One of the things that I don’t like about the coaching industry is that it sells the idea that you can have anything you want in life quite easily as long as you pay a lot of money for a given coaching deal. The expense is carefully reframed as “the investment.” Now I’m a life/executive coach, but I don’t change exorbitant fees (like over $1,000 per month), because I want my services to be accessible to people. However, there is a well-known coach who emailed everyone on his list last year to offer a “carefully curated group of top business professionals” to form a mastermind group for the “low” price of 10k per year. Not very much was even being offered for that price, except the opportunity to be surrounded by top professionals. I deleted the email, but I know a few people who were burned by this. And interestingly, a year later, there is no reference on the internet to the program that was offered at all, as though it never existed, after the coach himself pocketed a million dollars. The reality is that a lot of people think that if they pay enough money, they will be transformed, but it doesn’t work that way, because change happens over time and has everything to do with how much work a person is willing to do, not just in the short run, but over time to maintain the change.
Clients come to me after they’ve been burned by programs like this. I don’t believe in fleecing people and promising the moon. I believe in working week by week on effective change. Period. I hate to break it to clients wanting a quick fix, but most change takes three months to see tiny changes, six months to see momentum, and a good year to solidify the habits associated with the change. Change is hard work and it’s not easy, which is why most people give up or don’t try in the first place. I have found in my own life and with friends and clients, that change doesn’t happen in a day or a weekend, no matter how inspiring the weekend. I know Anthony Robbins charges a lot for his intense weekend programs, but I wonder how many people are permanently transformed, and how many people could have the same or better effects reading his books and/or working with a coach? I have friends who have called after taking the intensive Landmark program (kind of like EST from the seventies), feeling transformed, but a few months later, they admit that it didn’t really do anything permanently for them.
The biggest obstacle for most people is that we have false expectations of how change happens. I’ve seen friends lose a lot of weight quickly, but the ones who lose it slowly over time find that the changes ultimately stick. And the methods aren’t very sexy: 1) keep track of portion size 2) write everything down 3) realize that sugar and junk and high fat foods should be occasional treats 4) exercise every day 5) get enough sleep and 6) lower stress. That’s it. Some people do better with more protein or less or more carbs or less, but nobody needs to adhere to the zealotry of various diet camps, like Vegans vs.

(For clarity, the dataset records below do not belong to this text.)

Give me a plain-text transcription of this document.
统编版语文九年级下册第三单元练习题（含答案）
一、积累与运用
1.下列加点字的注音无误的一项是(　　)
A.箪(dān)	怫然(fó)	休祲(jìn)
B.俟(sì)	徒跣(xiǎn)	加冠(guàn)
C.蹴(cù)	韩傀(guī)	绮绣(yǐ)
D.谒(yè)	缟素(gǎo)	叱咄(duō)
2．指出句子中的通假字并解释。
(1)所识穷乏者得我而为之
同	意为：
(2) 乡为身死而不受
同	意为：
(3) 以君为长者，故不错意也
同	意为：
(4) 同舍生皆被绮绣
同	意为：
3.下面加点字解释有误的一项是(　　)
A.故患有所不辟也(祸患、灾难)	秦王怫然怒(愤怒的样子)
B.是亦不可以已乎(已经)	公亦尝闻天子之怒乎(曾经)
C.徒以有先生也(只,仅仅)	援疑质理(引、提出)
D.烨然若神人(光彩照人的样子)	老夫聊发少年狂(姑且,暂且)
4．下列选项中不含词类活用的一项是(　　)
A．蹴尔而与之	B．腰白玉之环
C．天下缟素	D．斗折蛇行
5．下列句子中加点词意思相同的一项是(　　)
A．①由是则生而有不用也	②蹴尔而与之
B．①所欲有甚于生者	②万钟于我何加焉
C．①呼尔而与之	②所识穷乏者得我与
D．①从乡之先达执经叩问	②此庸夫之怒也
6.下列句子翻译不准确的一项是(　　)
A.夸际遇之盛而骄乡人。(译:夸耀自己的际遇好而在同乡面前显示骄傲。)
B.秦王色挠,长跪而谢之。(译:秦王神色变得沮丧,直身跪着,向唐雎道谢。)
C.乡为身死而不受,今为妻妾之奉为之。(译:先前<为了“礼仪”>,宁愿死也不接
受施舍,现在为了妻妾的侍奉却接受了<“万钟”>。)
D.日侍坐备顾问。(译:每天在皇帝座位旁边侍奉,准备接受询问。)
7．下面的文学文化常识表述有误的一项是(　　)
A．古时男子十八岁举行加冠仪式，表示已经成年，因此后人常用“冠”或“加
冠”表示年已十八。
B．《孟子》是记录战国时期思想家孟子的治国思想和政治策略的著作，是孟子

Paleo, because foods work differently for each person and there is no one right diet. Ultimately it still comes down to: Eat less and focus on real foods, and exercise and move a lot more. That’s it.
As you seek your world stage, beware of the coaching programs promising you an easy solution to changing your life for a high “investment” of money. You don’t need to spend 10K for a weekend to change your life. You just need to decide that you’re ready to change, and then find the books and/or people who can help you. For some, it’s going to AA meetings, or joining Weight Watchers, or checking out Toastmasters, or getting resume services. For others, it’s finding a coach to have your back as you do the hard work of change. But just remember no matter what, that you can decide to permanently change whatever isn’t working. It’s up to you.